The Fallacy of America's "Crumbling Infrastructure"

1. America’s Crumbling Infrastructure Claims are Way Overblown

2. Presidents Perpetuate the “Crumbling Infrastructure” Myth

3. Politics Often Dictate Where Infrastructure Money is Spent

Overview

President Trump wants to spend $1.5 trillion rebuilding America’s infrastructure – roads, bridges, airports, railroads, ports, water systems and whatnot – over the next decade. In his latest record-breaking $4.4 trillion federal budget for FY2019, Mr. Trump included an initial $200 billion for infrastructure spending, which he hopes to leverage to $1.5 trillion by getting state and local governments to put up the remaining $1.3 trillion. Good luck with that!
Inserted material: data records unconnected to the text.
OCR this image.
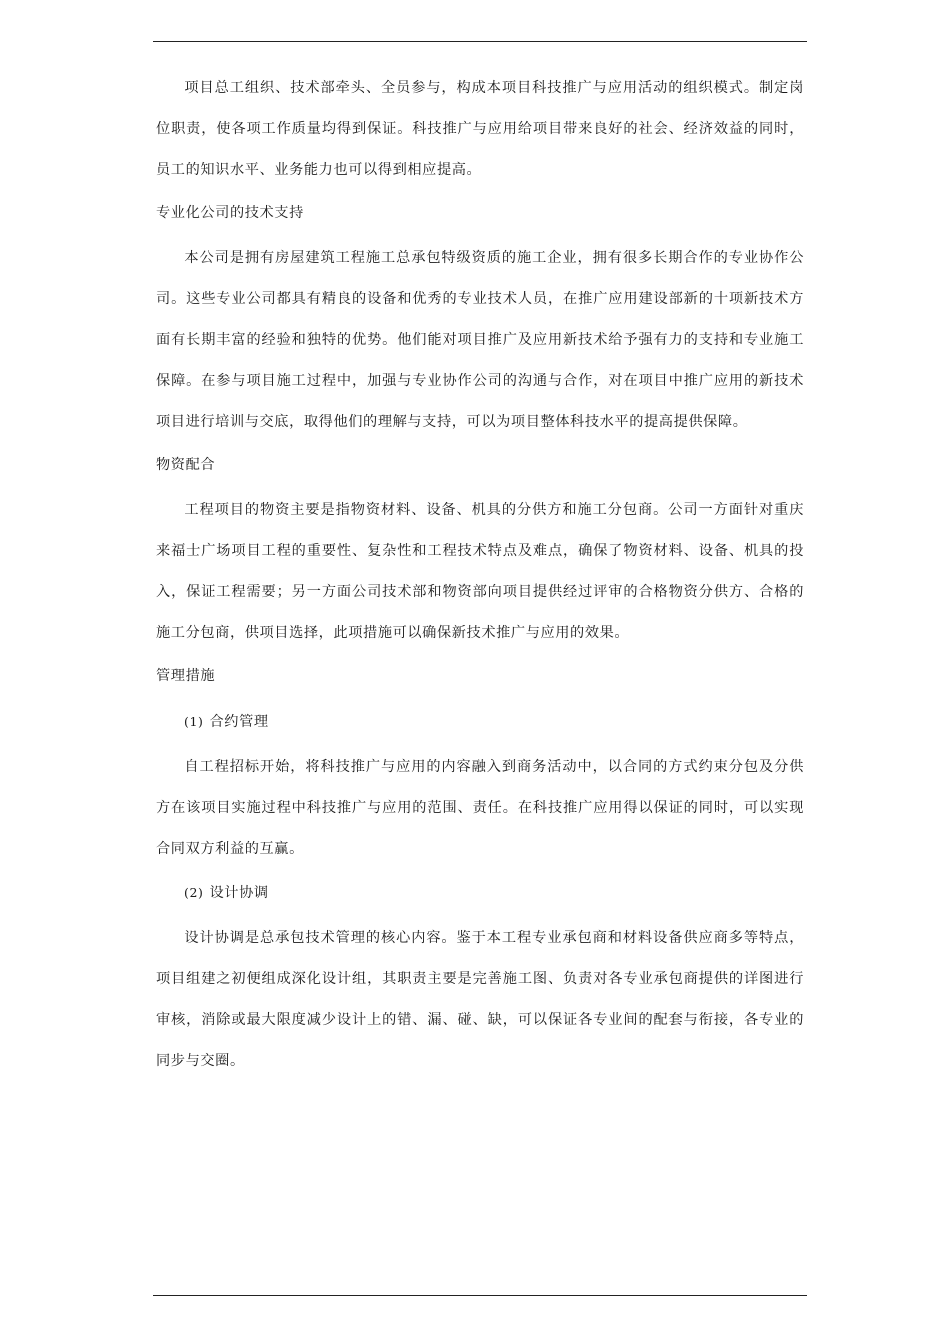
项目总工组织、技术部牵头、全员参与，构成本项目科技推广与应用活动的组织模式。制定岗位职责，使各项工作质量均得到保证。科技推广与应用给项目带来良好的社会、经济效益的同时，员工的知识水平、业务能力也可以得到相应提高。

专业化公司的技术支持

本公司是拥有房屋建筑工程施工总承包特级资质的施工企业，拥有很多长期合作的专业协作公司。这些专业公司都具有精良的设备和优秀的专业技术人员，在推广应用建设部新的十项新技术方面有长期丰富的经验和独特的优势。他们能对项目推广及应用新技术给予强有力的支持和专业施工保障。在参与项目施工过程中，加强与专业协作公司的沟通与合作，对在项目中推广应用的新技术项目进行培训与交底，取得他们的理解与支持，可以为项目整体科技水平的提高提供保障。

物资配合

工程项目的物资主要是指物资材料、设备、机具的分供方和施工分包商。公司一方面针对重庆来福士广场项目工程的重要性、复杂性和工程技术特点及难点，确保了物资材料、设备、机具的投入，保证工程需要；另一方面公司技术部和物资部向项目提供经过评审的合格物资分供方、合格的施工分包商，供项目选择，此项措施可以确保新技术推广与应用的效果。

管理措施
(1) 合约管理

自工程招标开始，将科技推广与应用的内容融入到商务活动中，以合同的方式约束分包及分供方在该项目实施过程中科技推广与应用的范围、责任。在科技推广应用得以保证的同时，可以实现合同双方利益的互赢。

(2) 设计协调

设计协调是总承包技术管理的核心内容。鉴于本工程专业承包商和材料设备供应商多等特点，项目组建之初便组成深化设计组，其职责主要是完善施工图、负责对各专业承包商提供的详图进行审核，消除或最大限度减少设计上的错、漏、碰、缺，可以保证各专业间的配套与衔接，各专业的同步与交圈。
Nevertheless, Trump’s new infrastructure spending plan is expected to garner support on both sides of the aisle in Congress. Some Republicans seem ready to go along, and most Democrats have never met a big government spending program they didn’t like. Of course, the mainstream media says, bring it on!
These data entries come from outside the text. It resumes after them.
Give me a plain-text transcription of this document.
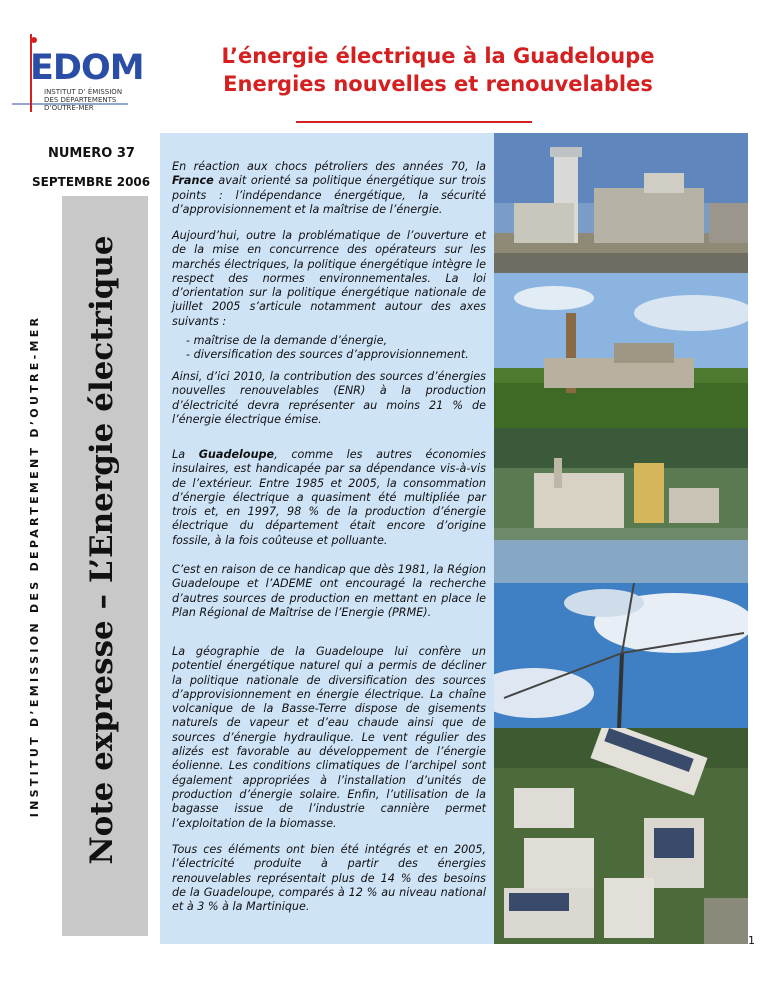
EDOM
INSTITUT D’ ÉMISSION
DES DÉPARTEMENTS
D’OUTRE-MER
L’énergie électrique à la Guadeloupe
Energies nouvelles et renouvelables
NUMERO 37
SEPTEMBRE 2006
INSTITUT D’EMISSION DES DEPARTEMENT D’OUTRE-MER	Note expresse – L’Energie électrique
En réaction aux chocs pétroliers des années 70, la France avait orienté sa politique énergétique sur trois points : l’indépendance énergétique, la sécurité d’approvisionnement et la maîtrise de l’énergie.
Aujourd’hui, outre la problématique de l’ouverture et de la mise en concurrence des opérateurs sur les marchés électriques, la politique énergétique intègre le respect des normes environnementales. La loi d’orientation sur la politique énergétique nationale de juillet 2005 s’articule notamment autour des axes suivants :
- maîtrise de la demande d’énergie,
- diversification des sources d’approvisionnement.
Ainsi, d’ici 2010, la contribution des sources d’énergies nouvelles renouvelables (ENR) à la production d’électricité devra représenter au moins 21 % de l’énergie électrique émise.
La Guadeloupe, comme les autres économies insulaires, est handicapée par sa dépendance vis-à-vis de l’extérieur. Entre 1985 et 2005, la consommation d’énergie électrique a quasiment été multipliée par trois et, en 1997, 98 % de la production d’énergie électrique du département était encore d’origine fossile, à la fois coûteuse et polluante.
C’est en raison de ce handicap que dès 1981, la Région Guadeloupe et l’ADEME ont encouragé la recherche d’autres sources de production en mettant en place le Plan Régional de Maîtrise de l’Energie (PRME).
La géographie de la Guadeloupe lui confère un potentiel énergétique naturel qui a permis de décliner la politique nationale de diversification des sources d’approvisionnement en énergie électrique. La chaîne volcanique de la Basse-Terre dispose de gisements naturels de vapeur et d’eau chaude ainsi que de sources d’énergie hydraulique. Le vent régulier des alizés est favorable au développement de l’énergie éolienne. Les conditions climatiques de l’archipel sont également appropriées à l’installation d’unités de production d’énergie solaire. Enfin, l’utilisation de la bagasse issue de l’industrie cannière permet l’exploitation de la biomasse.
Tous ces éléments ont bien été intégrés et en 2005, l’électricité produite à partir des énergies renouvelables représentait plus de 14 % des besoins de la Guadeloupe, comparés à 12 % au niveau national et à 3 % à la Martinique.
1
Yet what I will argue today is that America doesn’t need a huge new infrastructure spending plan. Between the federal, state and local governments, we already spend over $400 billion a year on infrastructure, which today is in the best shape in years. That’s not to say we don’t have some problems. There are always some infrastructure problems that need addressing. But the problem is nowhere near as dire as President Trump and the media would have us believe. I’ll give you the facts as we go along.
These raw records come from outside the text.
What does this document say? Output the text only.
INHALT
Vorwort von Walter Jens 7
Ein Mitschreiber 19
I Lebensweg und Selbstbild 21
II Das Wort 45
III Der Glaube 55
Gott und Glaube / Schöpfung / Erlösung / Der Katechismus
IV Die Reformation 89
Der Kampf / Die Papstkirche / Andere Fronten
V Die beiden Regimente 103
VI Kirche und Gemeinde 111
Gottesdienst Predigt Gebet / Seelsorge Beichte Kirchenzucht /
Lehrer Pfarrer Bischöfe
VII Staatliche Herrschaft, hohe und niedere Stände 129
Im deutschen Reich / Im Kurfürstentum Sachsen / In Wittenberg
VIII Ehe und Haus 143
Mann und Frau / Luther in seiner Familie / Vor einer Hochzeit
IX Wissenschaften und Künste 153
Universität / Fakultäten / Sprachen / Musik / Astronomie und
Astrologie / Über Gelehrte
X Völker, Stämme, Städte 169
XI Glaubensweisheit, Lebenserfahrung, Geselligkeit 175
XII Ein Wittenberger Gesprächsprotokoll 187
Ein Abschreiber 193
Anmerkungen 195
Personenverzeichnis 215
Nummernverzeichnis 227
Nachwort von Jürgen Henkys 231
America’s Crumbling Infrastructure Claims are Way Overblown

Expect to hear the term "crumbling infrastructure" a lot in the days ahead, as Washington debates the merits of President Trump's plan to boost spending on the nation's roads, bridges, airports, railroads, etc. by $1.5 trillion over the next decade.

What's unlikely to come up in these discussions, however, is the question of whether the nation's infrastructure is really "crumbling" at all.

For the past four decades, there's been a steady stream of dire warnings about how our aging infrastructure was rapidly falling apart, and that without a massive influx of government spending, roads would be impassable, bridges would collapse, airports would be unusable, etc., etc.

Yet for the most part, these dire warnings have failed to materialize. The question is, why? Here’s the answer: federal, state and local spending on infrastructure has averaged 2.5% of national GDP annually for the last 40 years. With Gross Domestic Product running from $16 trillion to above $19 trillion in recent years, this means that federal, state and local spending on infrastructure has averaged near or over $400 billion a year recently. That’s a LOT of money!

Such a huge amount of annual spending has gone a long way toward maintaining, and even improving, much of our infrastructure – not to mention building new infrastructure to keep up with population growth. Despite all those urgent warnings about how we were vastly underspending on roads and bridges and the like, the country's infrastructure never actually crumbled.